Gatien ouvrit la bouche pour faire remarquer que très peu de gens avaient accès à une télévision, et que les plus riches n'étaient pas vraiment ceux qui seraient le plus intéressés par des publicités en faveur de la résistance, mais il se retint, de peur de déplaire au recruteur.
Après avoir vaincu ses dernières gênes - et avoir vu l'homme aux yeux bleus se servir de la soupe chaude, du vin et une salade de fruits - Gatien commanda plusieurs paquets de biscuits apéritifs, des chips, des sandwichs, des sodas, des pains aux raisins et des barres chocolatées.
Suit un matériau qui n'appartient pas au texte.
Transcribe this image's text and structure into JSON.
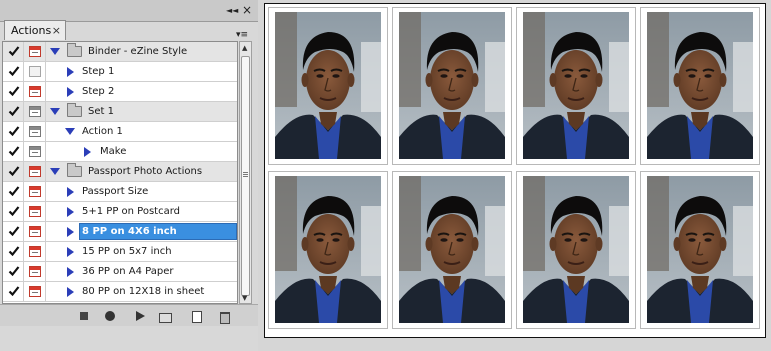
{
  "panel": {
    "tab_label": "Actions",
    "tab_close": "×",
    "collapse_glyph": "◄◄",
    "close_glyph": "×",
    "menu_glyph": "▾≡",
    "rows": [
      {
        "kind": "set",
        "label": "Binder - eZine Style",
        "checked": true,
        "dialog": "red"
      },
      {
        "kind": "action",
        "label": "Step 1",
        "checked": true,
        "dialog": "empty"
      },
      {
        "kind": "action",
        "label": "Step 2",
        "checked": true,
        "dialog": "red"
      },
      {
        "kind": "set",
        "label": "Set 1",
        "checked": true,
        "dialog": "gray"
      },
      {
        "kind": "action",
        "label": "Action 1",
        "checked": true,
        "dialog": "gray",
        "expanded": true
      },
      {
        "kind": "step",
        "label": "Make",
        "checked": true,
        "dialog": "gray"
      },
      {
        "kind": "set",
        "label": "Passport Photo Actions",
        "checked": true,
        "dialog": "red"
      },
      {
        "kind": "action",
        "label": "Passport Size",
        "checked": true,
        "dialog": "red"
      },
      {
        "kind": "action",
        "label": "5+1 PP on Postcard",
        "checked": true,
        "dialog": "red"
      },
      {
        "kind": "action",
        "label": "8 PP on 4X6 inch",
        "checked": true,
        "dialog": "red",
        "selected": true
      },
      {
        "kind": "action",
        "label": "15 PP on 5x7 inch",
        "checked": true,
        "dialog": "red"
      },
      {
        "kind": "action",
        "label": "36 PP on A4 Paper",
        "checked": true,
        "dialog": "red"
      },
      {
        "kind": "action",
        "label": "80 PP on 12X18 in sheet",
        "checked": true,
        "dialog": "red"
      }
    ],
    "bottom_buttons": [
      "stop-icon",
      "record-icon",
      "play-icon",
      "new-set-icon",
      "new-action-icon",
      "trash-icon"
    ]
  },
  "sheet": {
    "rows": 2,
    "cols": 4,
    "photo_count": 8
  },
  "colors": {
    "selection": "#3a8fe0",
    "disclosure_triangle": "#2b3eb8",
    "dialog_red": "#d83a2d"
  }
}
Ensuite, tout en sirotant un chocolat chaud saupoudré de petits chamallows et de crème chantilly, Gatien posa sa tête contre la vitre et laissa son regard se perdre dans le paysage qui défilait à toute allure...
*
-Debout, on arrive !
Gatien se réveilla en sursaut au son de la voix du recruteur. Il renversa sur lui le fond de son chocolat, maintenant froid, et pesta en essuyant son pantalon. Mais, malgré ses efforts, la tâche paraissait décidée à rester à sa place.
-Dans quinze secondes, vous allez voir l'entrée ! s'exclama le recruteur avec enthousiasme.
Gatien se redressa, curieux, et la voiture tourna derrière un gros rocher, faisant apparaître à leur vue la porte d'un grand hangar, en plein dans les montagnes.
-Où sommes-nous ? demanda Gatien en jetant son verre dans la poubelle. C'est le quartier général de la résistance ?
-Nous sommes dans l'Est des montagnes Alfords, répondit le recruteur. Un trou perdu, peu connu et désert...parfait pour nous ! Et, oui, vous voilà arrivés chez vous !
L'homme aux yeux bleus parut ému, et renifla bruyamment en essuyant une larme.
Gatien, lui, ne pouvait plus tenir en place. Ils étaient enfin arrivés ! Plus que quelques minutes et ils seraient à l'intérieur du quartier général de la résistance ! Ils avaient enfin trouvé un endroit où ils seraient en sécurité !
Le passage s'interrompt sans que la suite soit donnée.